The pandemic raises many questions such as what will happen to the logjam of pre-sold films that have been unable to start production.
“There’s this need now for product because there’s a lack of films getting produced, especially American films because of Covid,” said The Exchange CEO Brian O’Shea, who has been showing footage on Gringa and expects production to start any day in Venice, Italy, on drama Across The River And Into The Trees starring Liev Schreiber and Josh Hutcherson.
The lack of physical events is disrupting the momentum of the business. “You have pre-sales, a festival run and clean-up sales building from a festival run because of that experience in a theatre,” O’Shea said of a typical year.

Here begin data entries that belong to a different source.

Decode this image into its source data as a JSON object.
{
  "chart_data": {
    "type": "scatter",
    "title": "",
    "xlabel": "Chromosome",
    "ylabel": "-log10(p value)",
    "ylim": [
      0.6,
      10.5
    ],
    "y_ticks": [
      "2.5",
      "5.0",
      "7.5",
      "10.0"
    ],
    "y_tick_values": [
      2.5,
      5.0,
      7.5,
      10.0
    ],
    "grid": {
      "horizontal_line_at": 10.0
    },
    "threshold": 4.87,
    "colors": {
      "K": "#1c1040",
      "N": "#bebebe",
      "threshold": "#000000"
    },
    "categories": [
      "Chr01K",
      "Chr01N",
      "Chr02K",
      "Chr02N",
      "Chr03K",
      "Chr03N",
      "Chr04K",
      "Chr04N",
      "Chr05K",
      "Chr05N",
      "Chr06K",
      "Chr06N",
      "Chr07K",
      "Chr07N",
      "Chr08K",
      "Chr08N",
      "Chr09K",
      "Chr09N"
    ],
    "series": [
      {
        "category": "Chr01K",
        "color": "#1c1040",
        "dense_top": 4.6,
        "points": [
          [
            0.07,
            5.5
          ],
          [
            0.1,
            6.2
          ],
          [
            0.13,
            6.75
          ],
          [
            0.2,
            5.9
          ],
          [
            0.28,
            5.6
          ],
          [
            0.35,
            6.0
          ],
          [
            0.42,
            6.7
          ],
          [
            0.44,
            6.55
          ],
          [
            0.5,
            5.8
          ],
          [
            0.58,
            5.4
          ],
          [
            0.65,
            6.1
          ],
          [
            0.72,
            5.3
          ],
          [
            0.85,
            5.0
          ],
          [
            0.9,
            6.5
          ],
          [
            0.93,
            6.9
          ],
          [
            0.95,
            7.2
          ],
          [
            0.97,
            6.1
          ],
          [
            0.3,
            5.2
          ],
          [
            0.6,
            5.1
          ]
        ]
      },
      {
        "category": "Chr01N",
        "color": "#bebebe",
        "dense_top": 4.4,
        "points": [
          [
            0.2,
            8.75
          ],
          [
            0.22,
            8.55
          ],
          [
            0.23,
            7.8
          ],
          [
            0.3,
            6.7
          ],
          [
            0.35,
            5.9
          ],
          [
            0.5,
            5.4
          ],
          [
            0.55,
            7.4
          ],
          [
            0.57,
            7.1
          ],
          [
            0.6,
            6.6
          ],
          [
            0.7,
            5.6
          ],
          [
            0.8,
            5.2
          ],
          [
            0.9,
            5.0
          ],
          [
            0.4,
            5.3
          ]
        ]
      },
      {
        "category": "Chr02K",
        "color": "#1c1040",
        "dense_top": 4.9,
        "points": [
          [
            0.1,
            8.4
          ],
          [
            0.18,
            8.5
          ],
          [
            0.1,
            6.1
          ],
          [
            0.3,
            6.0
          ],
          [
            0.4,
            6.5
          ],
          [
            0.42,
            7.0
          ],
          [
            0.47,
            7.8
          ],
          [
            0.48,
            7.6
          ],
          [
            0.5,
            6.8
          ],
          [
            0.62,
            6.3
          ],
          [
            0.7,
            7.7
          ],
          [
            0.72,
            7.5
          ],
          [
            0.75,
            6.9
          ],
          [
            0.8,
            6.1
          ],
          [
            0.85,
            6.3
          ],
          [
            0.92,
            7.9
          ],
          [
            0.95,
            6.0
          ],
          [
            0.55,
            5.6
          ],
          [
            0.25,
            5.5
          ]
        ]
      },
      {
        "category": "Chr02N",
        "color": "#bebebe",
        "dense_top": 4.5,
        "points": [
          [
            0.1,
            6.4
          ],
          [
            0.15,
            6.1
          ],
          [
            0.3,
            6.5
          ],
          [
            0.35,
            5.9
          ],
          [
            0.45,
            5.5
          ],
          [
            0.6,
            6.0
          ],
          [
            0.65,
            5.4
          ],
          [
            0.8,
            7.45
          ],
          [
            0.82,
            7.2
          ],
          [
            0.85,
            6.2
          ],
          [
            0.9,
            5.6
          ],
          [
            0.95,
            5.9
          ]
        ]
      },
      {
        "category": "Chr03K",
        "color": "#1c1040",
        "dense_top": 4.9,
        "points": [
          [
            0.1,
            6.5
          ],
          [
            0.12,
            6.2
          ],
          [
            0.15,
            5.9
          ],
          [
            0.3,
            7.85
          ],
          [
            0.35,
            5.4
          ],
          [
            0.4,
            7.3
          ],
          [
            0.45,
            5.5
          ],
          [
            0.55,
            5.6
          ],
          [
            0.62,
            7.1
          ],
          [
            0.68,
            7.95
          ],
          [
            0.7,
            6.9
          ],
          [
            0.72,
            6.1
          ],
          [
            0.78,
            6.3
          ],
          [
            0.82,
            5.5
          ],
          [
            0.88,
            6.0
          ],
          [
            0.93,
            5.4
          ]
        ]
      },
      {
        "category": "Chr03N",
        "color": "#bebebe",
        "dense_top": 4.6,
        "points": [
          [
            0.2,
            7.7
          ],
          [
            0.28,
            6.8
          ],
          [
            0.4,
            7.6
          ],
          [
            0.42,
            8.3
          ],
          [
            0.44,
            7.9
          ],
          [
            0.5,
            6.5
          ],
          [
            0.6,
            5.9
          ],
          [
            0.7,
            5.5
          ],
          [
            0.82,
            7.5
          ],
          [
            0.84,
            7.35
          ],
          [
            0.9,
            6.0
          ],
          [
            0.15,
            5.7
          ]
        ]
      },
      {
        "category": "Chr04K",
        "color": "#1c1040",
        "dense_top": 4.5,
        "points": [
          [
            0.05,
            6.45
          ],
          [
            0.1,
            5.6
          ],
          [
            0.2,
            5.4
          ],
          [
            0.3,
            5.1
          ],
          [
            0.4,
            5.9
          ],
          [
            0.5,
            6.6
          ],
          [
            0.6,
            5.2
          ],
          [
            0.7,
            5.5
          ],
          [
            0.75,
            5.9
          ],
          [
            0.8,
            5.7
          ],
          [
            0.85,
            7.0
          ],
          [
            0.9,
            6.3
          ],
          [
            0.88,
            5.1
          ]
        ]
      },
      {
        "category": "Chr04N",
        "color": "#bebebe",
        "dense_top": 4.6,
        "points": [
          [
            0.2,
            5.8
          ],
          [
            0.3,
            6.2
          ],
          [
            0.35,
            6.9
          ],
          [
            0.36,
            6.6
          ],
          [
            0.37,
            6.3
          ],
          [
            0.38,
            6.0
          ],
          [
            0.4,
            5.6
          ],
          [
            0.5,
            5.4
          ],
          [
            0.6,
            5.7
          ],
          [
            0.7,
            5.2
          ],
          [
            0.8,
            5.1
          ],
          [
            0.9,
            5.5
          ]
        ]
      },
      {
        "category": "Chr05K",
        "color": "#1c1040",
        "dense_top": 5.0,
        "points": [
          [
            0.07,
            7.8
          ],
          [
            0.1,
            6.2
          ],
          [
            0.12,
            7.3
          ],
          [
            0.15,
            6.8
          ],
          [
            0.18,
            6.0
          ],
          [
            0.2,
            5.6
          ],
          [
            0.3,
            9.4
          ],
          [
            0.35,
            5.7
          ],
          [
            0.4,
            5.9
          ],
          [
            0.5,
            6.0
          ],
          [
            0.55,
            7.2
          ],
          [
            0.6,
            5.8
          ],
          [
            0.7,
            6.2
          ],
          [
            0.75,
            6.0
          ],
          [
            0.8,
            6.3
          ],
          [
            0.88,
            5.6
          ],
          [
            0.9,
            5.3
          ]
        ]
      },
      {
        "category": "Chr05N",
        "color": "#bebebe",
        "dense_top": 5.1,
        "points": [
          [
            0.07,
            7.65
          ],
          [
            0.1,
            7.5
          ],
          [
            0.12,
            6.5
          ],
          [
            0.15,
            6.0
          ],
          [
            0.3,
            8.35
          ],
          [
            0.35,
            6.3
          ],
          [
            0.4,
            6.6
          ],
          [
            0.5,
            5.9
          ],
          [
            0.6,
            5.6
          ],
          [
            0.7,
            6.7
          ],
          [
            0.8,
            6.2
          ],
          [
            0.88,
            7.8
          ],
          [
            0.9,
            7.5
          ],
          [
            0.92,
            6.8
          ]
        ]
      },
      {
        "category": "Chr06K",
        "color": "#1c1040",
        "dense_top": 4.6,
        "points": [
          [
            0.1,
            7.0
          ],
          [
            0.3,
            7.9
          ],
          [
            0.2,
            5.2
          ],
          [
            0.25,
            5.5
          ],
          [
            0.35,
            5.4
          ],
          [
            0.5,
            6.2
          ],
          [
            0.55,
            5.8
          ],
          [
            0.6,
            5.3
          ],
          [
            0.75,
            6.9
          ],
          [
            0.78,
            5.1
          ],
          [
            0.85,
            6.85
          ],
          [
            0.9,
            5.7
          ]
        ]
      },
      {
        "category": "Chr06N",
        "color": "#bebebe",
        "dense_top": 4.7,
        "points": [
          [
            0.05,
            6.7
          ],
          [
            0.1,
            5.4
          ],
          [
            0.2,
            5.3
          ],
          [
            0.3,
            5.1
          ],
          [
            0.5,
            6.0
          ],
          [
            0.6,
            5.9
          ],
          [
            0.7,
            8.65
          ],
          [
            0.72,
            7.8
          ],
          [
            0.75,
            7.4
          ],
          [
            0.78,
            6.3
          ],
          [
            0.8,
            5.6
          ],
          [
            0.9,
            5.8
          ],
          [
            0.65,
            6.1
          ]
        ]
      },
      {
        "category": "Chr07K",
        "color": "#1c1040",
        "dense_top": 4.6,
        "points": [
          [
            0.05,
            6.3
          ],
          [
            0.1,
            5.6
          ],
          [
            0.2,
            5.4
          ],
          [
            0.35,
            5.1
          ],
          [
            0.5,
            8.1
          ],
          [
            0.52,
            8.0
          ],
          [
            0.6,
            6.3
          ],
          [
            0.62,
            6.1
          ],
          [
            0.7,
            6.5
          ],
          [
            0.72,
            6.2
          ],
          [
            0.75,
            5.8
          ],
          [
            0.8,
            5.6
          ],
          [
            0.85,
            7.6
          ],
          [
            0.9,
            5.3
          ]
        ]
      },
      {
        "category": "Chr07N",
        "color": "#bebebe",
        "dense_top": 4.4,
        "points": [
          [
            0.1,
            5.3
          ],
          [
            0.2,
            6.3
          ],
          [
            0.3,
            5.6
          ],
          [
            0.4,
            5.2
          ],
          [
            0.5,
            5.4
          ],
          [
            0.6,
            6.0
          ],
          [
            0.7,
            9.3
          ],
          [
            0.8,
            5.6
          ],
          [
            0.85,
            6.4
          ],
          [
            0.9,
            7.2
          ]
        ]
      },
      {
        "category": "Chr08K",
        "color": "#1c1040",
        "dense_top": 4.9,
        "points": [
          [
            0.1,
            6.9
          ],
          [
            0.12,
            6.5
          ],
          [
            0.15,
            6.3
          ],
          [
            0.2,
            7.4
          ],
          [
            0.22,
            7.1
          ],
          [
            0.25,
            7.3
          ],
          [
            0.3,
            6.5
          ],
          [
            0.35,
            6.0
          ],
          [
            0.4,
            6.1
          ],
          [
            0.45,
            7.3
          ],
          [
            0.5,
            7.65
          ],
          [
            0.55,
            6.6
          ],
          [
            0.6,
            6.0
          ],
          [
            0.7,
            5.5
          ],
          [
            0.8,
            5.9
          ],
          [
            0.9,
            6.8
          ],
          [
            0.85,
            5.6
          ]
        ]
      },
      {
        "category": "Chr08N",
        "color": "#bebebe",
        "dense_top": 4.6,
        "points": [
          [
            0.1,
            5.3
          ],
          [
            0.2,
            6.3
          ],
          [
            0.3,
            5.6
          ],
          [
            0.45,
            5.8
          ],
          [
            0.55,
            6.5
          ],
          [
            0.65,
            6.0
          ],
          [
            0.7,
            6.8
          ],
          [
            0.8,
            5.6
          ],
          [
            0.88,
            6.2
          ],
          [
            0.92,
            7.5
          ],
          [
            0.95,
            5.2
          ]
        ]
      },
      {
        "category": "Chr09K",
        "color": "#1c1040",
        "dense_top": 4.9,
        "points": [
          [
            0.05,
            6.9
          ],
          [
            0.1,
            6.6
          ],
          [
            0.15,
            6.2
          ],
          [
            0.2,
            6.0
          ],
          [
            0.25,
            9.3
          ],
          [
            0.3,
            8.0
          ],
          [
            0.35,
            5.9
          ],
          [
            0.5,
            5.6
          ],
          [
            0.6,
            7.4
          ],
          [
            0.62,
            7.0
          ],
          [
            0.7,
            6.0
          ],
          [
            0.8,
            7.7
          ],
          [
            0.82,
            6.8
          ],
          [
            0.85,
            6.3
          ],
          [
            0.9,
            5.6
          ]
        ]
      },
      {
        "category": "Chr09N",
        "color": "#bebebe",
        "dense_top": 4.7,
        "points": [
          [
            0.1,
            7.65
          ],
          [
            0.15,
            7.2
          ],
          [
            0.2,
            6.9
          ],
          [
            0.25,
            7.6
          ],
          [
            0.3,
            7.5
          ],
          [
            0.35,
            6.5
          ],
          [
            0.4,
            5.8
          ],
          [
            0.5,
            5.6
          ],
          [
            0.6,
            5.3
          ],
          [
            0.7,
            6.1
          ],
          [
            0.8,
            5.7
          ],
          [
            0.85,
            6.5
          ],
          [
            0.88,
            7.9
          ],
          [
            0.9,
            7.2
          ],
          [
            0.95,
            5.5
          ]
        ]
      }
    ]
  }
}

For much of this year and into the near-term future, the next step after a notable market launch can be a debut on VoD, which is not the same proposition and impacts the revenue waterfall.
And even as hopes grow over the Pfizer vaccine, for some the annual trip to the EFM in Germany in February is looking unlikely.
“I’m not overly confident about Berlin give that winter’s coming and there’s this second wave of lockdowns in Europe,” said O’Shea. “It’s going to be really hard to travel. I love Berlin and seeing friends and partners at the festival and in the market, and I’d love to go and not lose momentum, but the reality is we don’t know.”
And with the array of virtual tools at their disposal, many are happy to sit out one market in a busy year. That is not to say they will make a habit of it: everybody misses the face-to-face interaction, no matter how sleek the technology driving reconfigured events such as AFM.